Tuesday, March 25, 2014

The Underground Supper Club

Not three days later after returning from my Icelandic life-changing adventures, Churches and I had a date with a supper club I'd heard about.

It was generally described to me as "The Underground Supper Club: where you can eat in a vintage tube car while chatting up strangers."

Yes, it's true, I was lured into the idea by the hope that maybe I could meet my future someone. It was even advertised on their webpage as a place where several couples had met their mates. Plus I liked the whole concept of this dinner club thing - bringing together strangers to eat several course meals together and strike up interesting conversation. All things I like.

So after work that Friday Churches and I left and sought out this underground supper club. Tickets were about £40 for the several-course meal we were supposed to have.

Unfortunately the instructions on how to get there were anything but clear. They said to follow the google map directions, which we did with uncertainty. We found ourselves in the middle of a business park that held a recycling center and some sort of warehouse storage. A bit creepy. We did eventually find someone working at one of these who directed us in the right direction, while finally getting ahold of the actual people in charge of the club on the phone to get them to confirm where they were.

Of course this would be the day I decided to rebreak my feet back into heels. A terrible choice. We were off course by about a 15 minute walk. Sounds short when you're wearing comfortable shoes but it's slightly torturous experience once you factor in heels.

We did eventually make it there, after meeting two other girls who were clearly lost. We walked in as a foursome, having chatted about what we were doing. It was indeed a vintage underground car, hoisted off the ground and made into a serviceable restaurant.



Surprisingly cute.

We were warned about how cold it would be in the car, since the windows and doors didn't exactly seal shut (just like normal in-service carriages). They nicely provided blankets for every seat though, exactly for this purpose.

And about an hour later, dinner started.


First course was a marinated daikon with a deep fried ball of risotto. I'd have to say the daikon was quite good and tasty; the ball of deep fried risotto surprisingly dry considering what it looked and smelled like. I was eager to get to more courses, having purposefully eaten less at the office that day to account for our several course meal.


The second course was a bean sprout salad, tossed with oil and lots of parsley (flat leaf, not curly), and marinated enoki mushrooms. I enjoyed this but it was again still a bit plain. I was a bit underwhelmed with the food so far, considering its price and the trek we had to make to get out there.

But I was enjoying the company immensely - seems Churches and I were not the only ones thinking we'd meet some foodie friends and hopefully a new future someone. Everyone at the table was female and young (mid 20s to early 30s I'd say) except one older French gentlemen, who then exclaimed to the waiter that he enjoyed the company immensely (hilarious).

Churches and I got about 9 restaurant recommendations from around London from this group. Fantastic to know other foodies who have been here longer and who have a definite opinion on what is the best Chinese or pub in the city. We took down the names of the ones that several people agreed were the best of something. So many new places to try.

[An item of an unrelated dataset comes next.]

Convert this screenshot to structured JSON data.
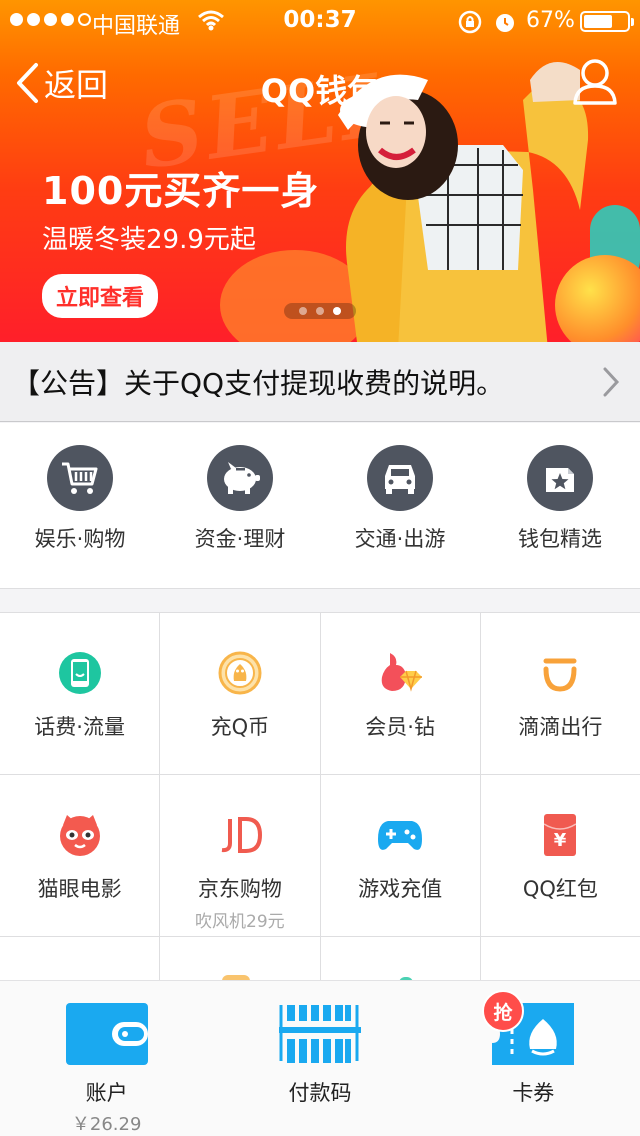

The main course was duck on a bed of mashed daikon. It was a bit dry to be honest, but certainly one of the tastier things that had come out so far.

I should say here that the chef is not professionally trained as far as I've understood - he started out doing supper clubs in his basement (hence their original name, Basement Galley) and eventually expanded to include the tube car we were now sitting in (which is part of a museum in the daytime). I love the idea behind it but the homecookedness does show through and the choice of ingredients was still a little lackluster.


And finally, the dessert. A mille foie with blueberry and walnut creams. This looks better than it tasted; it was not very sweet and the flavors were a bit dull. Not to be a drag about it.

Overall the food was underwhelming and Churches and I agreed that though it was nice to meet all of our foodie tablemates, it wasn't worth the price in the end. The hunt for a tasty supper club with eligible males continues.

After dinner the chef came around after a speech to the carriage and asked us how the food was. I imagine this is the time where he normally gets lots of praise and ego-boosting, as he stood there quite a long time trying to suss out compliments from us.

Unfortunately for him, our table was full of true foodies, so no one had much to say about the food, though there was much commentary on the carriage atmosphere itself, which was lovely. I finally volunteered that I enjoyed very much the pickled daikon from the first dish. This was in truth my favorite part of the meal.

A worthwhile experience but one for the history books. Onto more restaurants, based on the wonderful list Churches and I acquired.